As a follow up on this, I believe I was able to find a way to identify those inventors using the patents that they had (included in the uiuc_uspto.tsv file in the same link: https://databank.illinois.edu/datasets/IDB-4370459)

However, I still have one question. For example, when I try to search for this patent "5564249" (which comes from a dataset with inventors from 2009) in the patent_inventor.tsv file , nothing comes up, but when I search for it in the rawinventor.tsv file, I get the needed information.

Is it better to use the rawinventor.tsv file, in order to get the patent and inventor information?

I used to use patent_inventor.tsv to get that information before, but it looks like some information there is missing, which, however, can be found in the rawinventor.tsv file.

Thank you very much in advance, with much appreciation

Russ
Last seen: 11/17/2022 - 08:29
Joined: 11/14/2017 - 22:15
disambiguated vs raw

I believe the difference would be whether you want the disambiguated inventors or the raw inventors (what was pulled from the uspto source files).  patent_inventor.tsv just associates inventors and their locations to patents, I'm not sure if it used to do more.  You'd have to join with inventors.tsv on inventor_id to get the disambiguated names and with locations.tsv on location_id if you want disambiguated locations.

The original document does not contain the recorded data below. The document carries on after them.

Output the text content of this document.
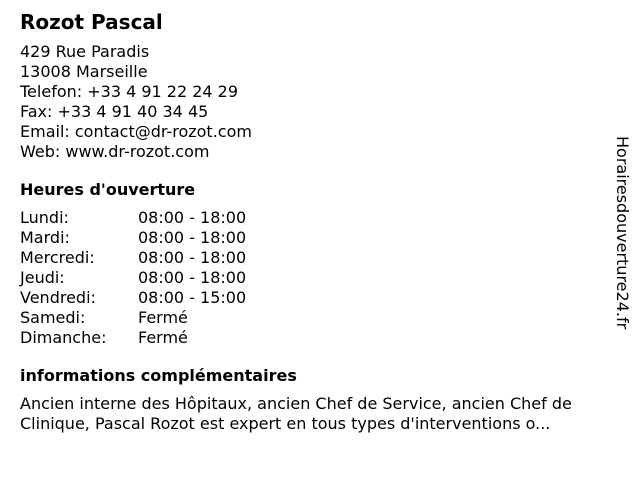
Rozot Pascal
429 Rue Paradis
13008 Marseille
Telefon: +33 4 91 22 24 29
Fax: +33 4 91 40 34 45
Email: contact@dr-rozot.com
Web: www.dr-rozot.com
Heures d'ouverture
Lundi:	08:00 - 18:00
Mardi:	08:00 - 18:00
Mercredi:	08:00 - 18:00
Jeudi:	08:00 - 18:00
Vendredi:	08:00 - 15:00
Samedi:	Fermé
Dimanche:	Fermé
informations complémentaires
Ancien interne des Hôpitaux, ancien Chef de Service, ancien Chef de Clinique, Pascal Rozot est expert en tous types d'interventions o...
Horairesdouverture24.fr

I see three rows in patent_inventor.tsv for 5564249
"patent_id"     "inventor_id"   "location_id"
"5564249"       "fl:al_ln:deleon-3"     "efbc3c39-cb90-11eb-9615-121df0c29c1e"
"5564249"       "fl:av_ln:zohar-2"      "ff94740d-cb8f-11eb-9615-121df0c29c1e"
"5564249"       "fl:ta_ln:borys-1"      "ff94740d-cb8f-11eb-9615-121df0c29c1e"

from inventor.tsv
"id"    "name_first"    "name_last"     "male_flag"     "attribution_status"
"fl:al_ln:deleon-3"     "Albert"        "Deleon"        1.0     1
"fl:av_ln:zohar-2"      "Avi"   "Zohar" 1.0     1
"fl:ta_ln:borys-1"      "Tadeusz"       "Borys" 1.0     1

I am an alumni of U of I and am hoping this helps!  ILL-INI
Russ Allen

EkaterinaLevitskaya
Last seen: 11/16/2022 - 17:03
Joined: 06/02/2022 - 10:31
Thank you very much for the…

Thank you very much for the help on this, it is helpful to know

I went back to the files and found out that the issue was with the way the patent_inventor file was read-in by Pandas in Python. When I read it in with R, I was able to find the necessary patent "5564249" and other patents. I went back to Python, and converted the "patent_id" column from object to "category", which is said to be the closest equivalent of factor type in R. Once I did that, I was able to search for this patent and others in the dataframe in Python.

Thank you very much for looking into this, it was helpful to find out the problem. I find that "rawinventor" file is useful when looking up the inventors by name and patents, as this information is in one table.

With much appreciation for the help, thank you